The treatment of painful vertebral compression fractures has changed substantially since the introduction of vertebroplasty in the mid-1980s and balloon kyphoplasty in the late 1990s. Both procedures were widely accepted with the vertebral fractures treated reaching 150,000 per annum in 2009 prior to the publication of 2 randomized controlled trials comparing vertebroplasty with a sham treatment published in the New England Journal of Medicine in August 2009. Since then, there has been a flood of information on vertebral augmentation and balloon kyphoplasty. It is worth evaluating this information especially because it relates to current recommendations that are often followed blindly by medical and administrative groups unfamiliar with either the procedure or the high level of evidence surrounding vertebral augmentation 1).
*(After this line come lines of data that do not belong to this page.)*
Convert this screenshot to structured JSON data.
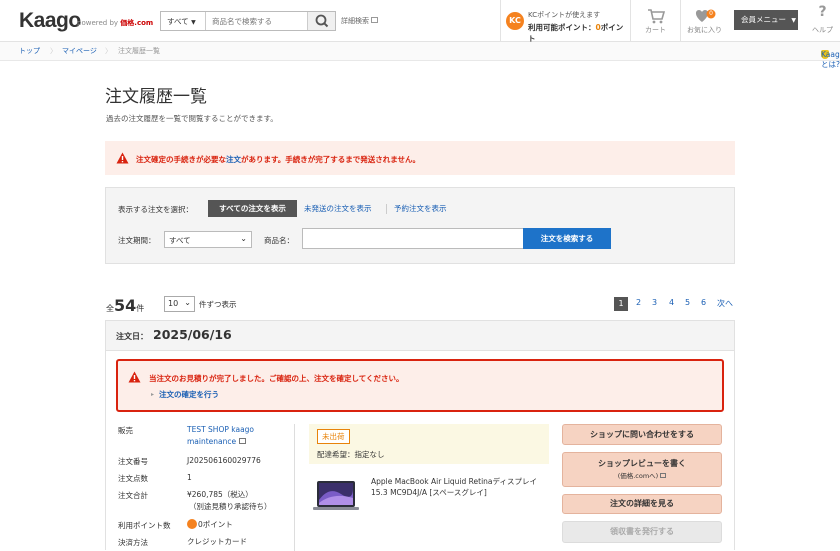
{
  "header": {
    "logo": "Kaago",
    "powered_by_prefix": "powered by",
    "powered_by_brand": "価格.com",
    "search_category": "すべて",
    "search_placeholder": "商品名で検索する",
    "advanced_search": "詳細検索",
    "kc_badge": "KC",
    "kc_line1": "KCポイントが使えます",
    "kc_line2_prefix": "利用可能ポイント：",
    "kc_points": "0",
    "kc_line2_suffix": "ポイント",
    "cart_label": "カート",
    "favorites_label": "お気に入り",
    "favorites_count": "0",
    "member_menu": "会員メニュー",
    "help_label": "ヘルプ"
  },
  "breadcrumb": {
    "items": [
      "トップ",
      "マイページ",
      "注文履歴一覧"
    ],
    "about": "Kaagoとは?"
  },
  "page": {
    "title": "注文履歴一覧",
    "description": "過去の注文履歴を一覧で閲覧することができます。"
  },
  "alert": {
    "text_before": "注文確定の手続きが必要な",
    "link": "注文",
    "text_after": "があります。手続きが完了するまで発送されません。"
  },
  "filter": {
    "select_label": "表示する注文を選択：",
    "all_button": "すべての注文を表示",
    "unshipped_link": "未発送の注文を表示",
    "reserved_link": "予約注文を表示",
    "period_label": "注文期間：",
    "period_value": "すべて",
    "product_label": "商品名：",
    "product_value": "",
    "search_button": "注文を検索する"
  },
  "list": {
    "total_prefix": "全",
    "total": "54",
    "total_suffix": "件",
    "per_page": "10",
    "per_page_suffix": "件ずつ表示",
    "pages": [
      "1",
      "2",
      "3",
      "4",
      "5",
      "6"
    ],
    "current_page": "1",
    "next": "次へ"
  },
  "order": {
    "date_label": "注文日：",
    "date": "2025/06/16",
    "alert_text": "当注文のお見積りが完了しました。ご確認の上、注文を確定してください。",
    "alert_link": "注文の確定を行う",
    "shop_label": "販売",
    "shop_name": "TEST SHOP kaago maintenance",
    "order_no_label": "注文番号",
    "order_no": "J202506160029776",
    "qty_label": "注文点数",
    "qty": "1",
    "total_label": "注文合計",
    "total": "¥260,785（税込）",
    "total_note": "（別途見積り承認待ち）",
    "points_label": "利用ポイント数",
    "points": "0ポイント",
    "payment_label": "決済方法",
    "payment": "クレジットカード",
    "ship_status": "未出荷",
    "ship_hope": "配達希望：指定なし",
    "product_name": "Apple MacBook Air Liquid Retinaディスプレイ 15.3 MC9D4J/A [スペースグレイ]",
    "btn_contact": "ショップに問い合わせをする",
    "btn_review": "ショップレビューを書く",
    "btn_review_sub": "(価格.comへ)",
    "btn_detail": "注文の詳細を見る",
    "btn_receipt": "領収書を発行する"
  }
}
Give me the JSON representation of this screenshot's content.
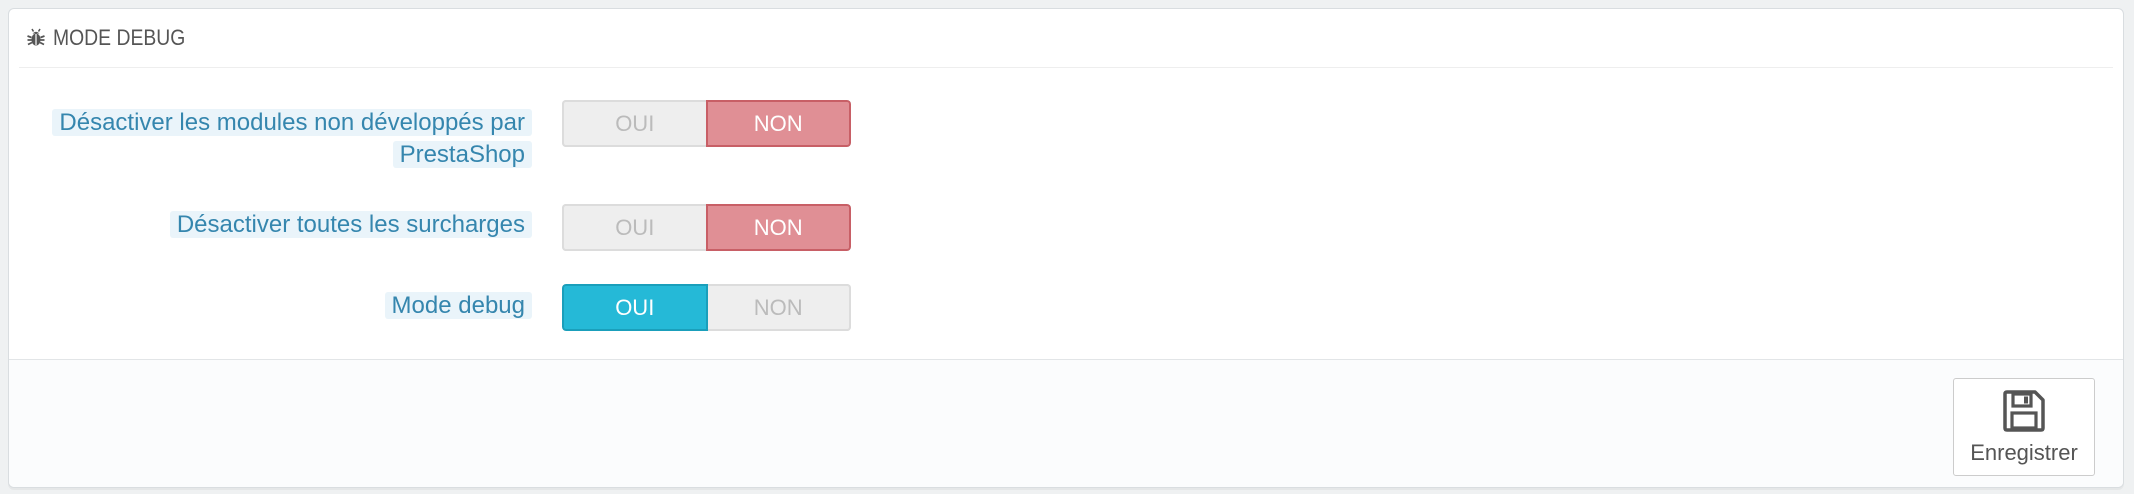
{
  "panel": {
    "title": "MODE DEBUG",
    "title_icon": "bug-icon"
  },
  "options": [
    {
      "label": "Désactiver les modules non développés par PrestaShop",
      "on_label": "OUI",
      "off_label": "NON",
      "value": "NON"
    },
    {
      "label": "Désactiver toutes les surcharges",
      "on_label": "OUI",
      "off_label": "NON",
      "value": "NON"
    },
    {
      "label": "Mode debug",
      "on_label": "OUI",
      "off_label": "NON",
      "value": "OUI"
    }
  ],
  "footer": {
    "save_label": "Enregistrer",
    "save_icon": "save-icon"
  },
  "colors": {
    "switch_on": "#25b9d7",
    "switch_off": "#e08f95",
    "label": "#3586ae",
    "label_bg": "#eaf4fa"
  }
}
All patients experience pain, which can be of varied duration. Most patients are treated conservatively with analgesics, bedrest and bracing, but a small percentage is left with persistent pain and limited mobility.

Improvements in pain and pain-related disability associated with osteoporotic compression fractures in patients treated with vertebroplasty were similar to the improvements in a control group 2).

No beneficial effect of vertebroplasty as compared with a sham procedure in patients with painful osteoporotic vertebral fractures, at 1 week or at 1, 3, or 6 months after treatment 3).

The exact mechanism of pain relief by vertebroplasty is not understood; the pain relief is probably because of improved vertebral body strength and stiffness and decreasing motion of the vertebral body and periosteal and interosseous nerves. But, PV is not without risks. Therefore, until further studies show that PV is superior to conservative treatment, with equivalent complications profile, PV should be reserved for patients who have failed conservative treatment 4).

It is widely accepted that new compression fractures tend to occur adjacent to the vertebral bodies, typically within a month after VP. Advanced age and decreased lumbar and hip BMD scores most strongly indicated a risk of adjacent VF following VP 5).


1)
Beall DP, McRoberts WP, Berven SH, Ledlie JT, Tutton SM, Parsons BP. Critique of the Analysis of UpToDate.com on the Treatment of Painful Vertebral Compression Fractures: Time to Update UpToDate. AJNR Am J Neuroradiol. 2014 Nov 20. [Epub ahead of print] PubMed PMID: 25414003.
2)
Kallmes DF, Comstock BA, Heagerty PJ, Turner JA, Wilson DJ, Diamond TH, Edwards R, Gray LA, Stout L, Owen S, Hollingworth W, Ghdoke B, Annesley-Williams DJ, Ralston SH, Jarvik JG. A randomized trial of vertebroplasty for osteoporotic spinal fractures. N Engl J Med. 2009 Aug 6;361(6):569-79. doi: 10.1056/NEJMoa0900563. Erratum in: N Engl J Med. 2012 Mar 8;366(10):970. PubMed PMID: 19657122; PubMed Central PMCID: PMC2930487.
3)
Buchbinder R, Osborne RH, Ebeling PR, Wark JD, Mitchell P, Wriedt C, Graves S, Staples MP, Murphy B. A randomized trial of vertebroplasty for painful osteoporotic vertebral fractures. N Engl J Med. 2009 Aug 6;361(6):557-68. doi: 10.1056/NEJMoa0900429. PubMed PMID: 19657121.
4)
Patel N. Percutaneous vertebroplasty: role in treatment of vertebral compression fractures. Phys Med Rehabil Clin N Am. 2010 Nov;21(4):869-76. doi: 10.1016/j.pmr.2010.07.001. Review. PubMed PMID: 20977970.
5)
Takahara K, Kamimura M, Moriya H, Ashizawa R, Koike T, Hidai Y, Ikegami S, Nakamura Y, Kato H. Risk factors of adjacent vertebral collapse after percutaneous vertebroplasty for osteoporotic vertebral fracture in postmenopausal women. BMC Musculoskelet Disord. 2016 Jan 12;17(1):12. doi: 10.1186/s12891-016-0887-0. PubMed PMID: 26757891.